Так или иначе, я давно поставил для себя крест на этом мире как на источнике понимания, надежды и упования. Я не верил и в то, что кто бы то ни было, хоть бы и Бог, мог изменить его к лучшему.
На «Стене» пинкфлойдов была песенка «Goodbye Cruel World». Когда я начал продумывать свою первую книгу, у меня вообще крутилась в голове эта «Стена», — даже имя главного героя я выдумал из какого-то звукосочетания оттуда. А тема была такая: герой по велению некоего рока вынужден ежедневно пересекать черту, разделяющую волшебный мир, населенный его весёлыми, добрыми, сочувствующими друзьями, и «городом», местом, по самое горло напичканном всей этой гадостью (равнодушием, черствостью и прочим); там он пытается вынуть из этого города главную героиню; но героиня, понятно, в целом к городу уже прикипела. «Хороший» мир в книге был, пожалуй, прототипом определенных моих дружеских институтских отношений, но лишь отчасти. Он все-таки был чрезмерно гротескным и наполненным хоть и доброй, но грустью (возможно, моей грустью по явной утопичности всего этого). Помню, влюблённая в меня Соня по прозвищу «Перекладина», прочитав мою эту книгу, с пристрастием тормошила Вестницкого (он был её одногруппником): что же такое этот «город»? Вестницкий говорил ей: отстань! ибо сам понятия не имел. Возможно, и Соня и Тимофей были далеки от осознания, что этот мир плох, и, живя в этом «городе» и вполне к нему адаптировавшись, плавали в нём, как рыбы в воде, каждый по-своему.

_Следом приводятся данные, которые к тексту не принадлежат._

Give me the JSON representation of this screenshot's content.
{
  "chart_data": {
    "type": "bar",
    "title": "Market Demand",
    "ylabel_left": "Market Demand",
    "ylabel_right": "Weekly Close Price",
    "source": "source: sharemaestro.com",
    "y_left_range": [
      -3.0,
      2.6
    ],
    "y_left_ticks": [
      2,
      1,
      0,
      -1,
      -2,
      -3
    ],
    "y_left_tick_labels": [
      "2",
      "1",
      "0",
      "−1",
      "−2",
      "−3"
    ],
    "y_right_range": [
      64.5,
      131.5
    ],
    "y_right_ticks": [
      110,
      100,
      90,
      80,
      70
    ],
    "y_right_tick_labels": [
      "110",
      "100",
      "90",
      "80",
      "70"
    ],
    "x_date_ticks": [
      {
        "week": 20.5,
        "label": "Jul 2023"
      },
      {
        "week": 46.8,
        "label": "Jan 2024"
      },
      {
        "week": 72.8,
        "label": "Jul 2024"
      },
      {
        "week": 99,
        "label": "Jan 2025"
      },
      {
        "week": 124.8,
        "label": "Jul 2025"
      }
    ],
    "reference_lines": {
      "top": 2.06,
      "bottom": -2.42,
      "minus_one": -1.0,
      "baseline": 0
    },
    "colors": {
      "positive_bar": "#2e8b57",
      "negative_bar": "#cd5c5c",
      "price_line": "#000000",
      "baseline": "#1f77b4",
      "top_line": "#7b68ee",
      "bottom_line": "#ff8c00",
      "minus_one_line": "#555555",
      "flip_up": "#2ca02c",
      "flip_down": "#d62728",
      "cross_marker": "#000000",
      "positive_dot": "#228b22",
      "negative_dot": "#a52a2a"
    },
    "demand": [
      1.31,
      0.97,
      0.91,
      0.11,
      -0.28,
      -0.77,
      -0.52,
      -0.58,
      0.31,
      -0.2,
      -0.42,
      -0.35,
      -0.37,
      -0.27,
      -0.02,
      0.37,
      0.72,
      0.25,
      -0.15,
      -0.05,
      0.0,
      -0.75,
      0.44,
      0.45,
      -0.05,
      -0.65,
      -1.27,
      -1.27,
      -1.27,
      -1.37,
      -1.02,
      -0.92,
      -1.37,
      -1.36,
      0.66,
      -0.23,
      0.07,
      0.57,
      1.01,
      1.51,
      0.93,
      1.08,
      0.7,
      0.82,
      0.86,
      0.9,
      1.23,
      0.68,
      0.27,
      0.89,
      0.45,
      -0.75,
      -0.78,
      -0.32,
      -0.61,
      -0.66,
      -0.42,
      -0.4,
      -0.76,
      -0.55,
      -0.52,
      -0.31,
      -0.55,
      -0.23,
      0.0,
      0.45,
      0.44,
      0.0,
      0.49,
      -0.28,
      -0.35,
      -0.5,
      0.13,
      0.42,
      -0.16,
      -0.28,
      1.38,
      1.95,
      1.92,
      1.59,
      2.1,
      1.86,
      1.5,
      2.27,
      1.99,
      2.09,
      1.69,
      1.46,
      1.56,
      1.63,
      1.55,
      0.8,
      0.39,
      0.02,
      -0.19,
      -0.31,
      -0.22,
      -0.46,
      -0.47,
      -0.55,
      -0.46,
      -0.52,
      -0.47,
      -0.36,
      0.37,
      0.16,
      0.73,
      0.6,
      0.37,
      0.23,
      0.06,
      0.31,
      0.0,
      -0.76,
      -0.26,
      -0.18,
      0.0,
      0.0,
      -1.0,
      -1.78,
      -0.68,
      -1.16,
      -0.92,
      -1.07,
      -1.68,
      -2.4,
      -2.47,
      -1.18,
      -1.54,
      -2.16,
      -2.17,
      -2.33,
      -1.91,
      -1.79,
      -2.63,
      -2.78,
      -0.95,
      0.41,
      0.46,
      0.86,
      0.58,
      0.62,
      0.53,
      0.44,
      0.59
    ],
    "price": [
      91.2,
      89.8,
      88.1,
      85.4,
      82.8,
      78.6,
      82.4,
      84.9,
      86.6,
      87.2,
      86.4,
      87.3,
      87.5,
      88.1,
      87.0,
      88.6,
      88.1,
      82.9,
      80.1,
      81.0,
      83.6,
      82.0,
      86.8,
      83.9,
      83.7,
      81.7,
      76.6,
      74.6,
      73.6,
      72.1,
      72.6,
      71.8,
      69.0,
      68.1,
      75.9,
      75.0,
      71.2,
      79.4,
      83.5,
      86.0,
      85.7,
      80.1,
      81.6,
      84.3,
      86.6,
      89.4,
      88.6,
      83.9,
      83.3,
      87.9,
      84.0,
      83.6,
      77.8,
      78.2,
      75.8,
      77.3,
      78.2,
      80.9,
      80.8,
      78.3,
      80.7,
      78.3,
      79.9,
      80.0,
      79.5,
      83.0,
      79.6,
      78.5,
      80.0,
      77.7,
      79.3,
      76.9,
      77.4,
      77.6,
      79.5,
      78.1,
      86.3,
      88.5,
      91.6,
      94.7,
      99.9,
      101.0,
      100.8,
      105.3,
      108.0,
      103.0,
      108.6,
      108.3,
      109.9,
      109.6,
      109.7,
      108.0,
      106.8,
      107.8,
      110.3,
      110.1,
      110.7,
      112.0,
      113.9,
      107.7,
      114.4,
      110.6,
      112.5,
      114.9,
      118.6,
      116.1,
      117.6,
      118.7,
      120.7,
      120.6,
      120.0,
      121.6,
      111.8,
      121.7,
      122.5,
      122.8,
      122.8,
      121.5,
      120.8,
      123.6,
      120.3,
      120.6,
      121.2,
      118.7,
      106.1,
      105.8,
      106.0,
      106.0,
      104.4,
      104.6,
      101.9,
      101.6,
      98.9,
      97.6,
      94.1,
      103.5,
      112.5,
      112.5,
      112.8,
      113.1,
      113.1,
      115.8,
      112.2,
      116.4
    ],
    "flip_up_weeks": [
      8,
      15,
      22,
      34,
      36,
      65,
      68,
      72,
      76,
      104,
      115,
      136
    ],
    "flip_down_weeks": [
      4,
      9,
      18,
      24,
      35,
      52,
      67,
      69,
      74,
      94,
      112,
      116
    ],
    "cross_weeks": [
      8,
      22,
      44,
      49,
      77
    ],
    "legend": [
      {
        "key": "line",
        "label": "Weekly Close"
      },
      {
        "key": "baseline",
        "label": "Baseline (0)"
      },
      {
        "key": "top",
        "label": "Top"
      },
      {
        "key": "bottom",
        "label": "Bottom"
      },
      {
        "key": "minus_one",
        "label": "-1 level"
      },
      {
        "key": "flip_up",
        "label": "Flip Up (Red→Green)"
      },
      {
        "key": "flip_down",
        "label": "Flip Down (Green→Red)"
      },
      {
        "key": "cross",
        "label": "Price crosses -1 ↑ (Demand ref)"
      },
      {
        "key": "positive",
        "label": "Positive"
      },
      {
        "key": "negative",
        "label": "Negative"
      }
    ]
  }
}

Интересно, что однажды вся эта канва моей первой книги довольно выразительно реализовалась в одном эпизоде наших с Алиной ранних романтических отношений. В начале лета мы гуляли по нашему лесу и как-то в тот раз ушли прямо-прямо, далеко, куда-то к М… Мы заигрались-замечтались про вот выйдем на опушку из нашего леса, а город совсем другой, «наш город», уютный, миролюбивый, красивый, благоухающий. И мы начали как-то эту нашу фантазию расписывать, украшать. И правда вышли.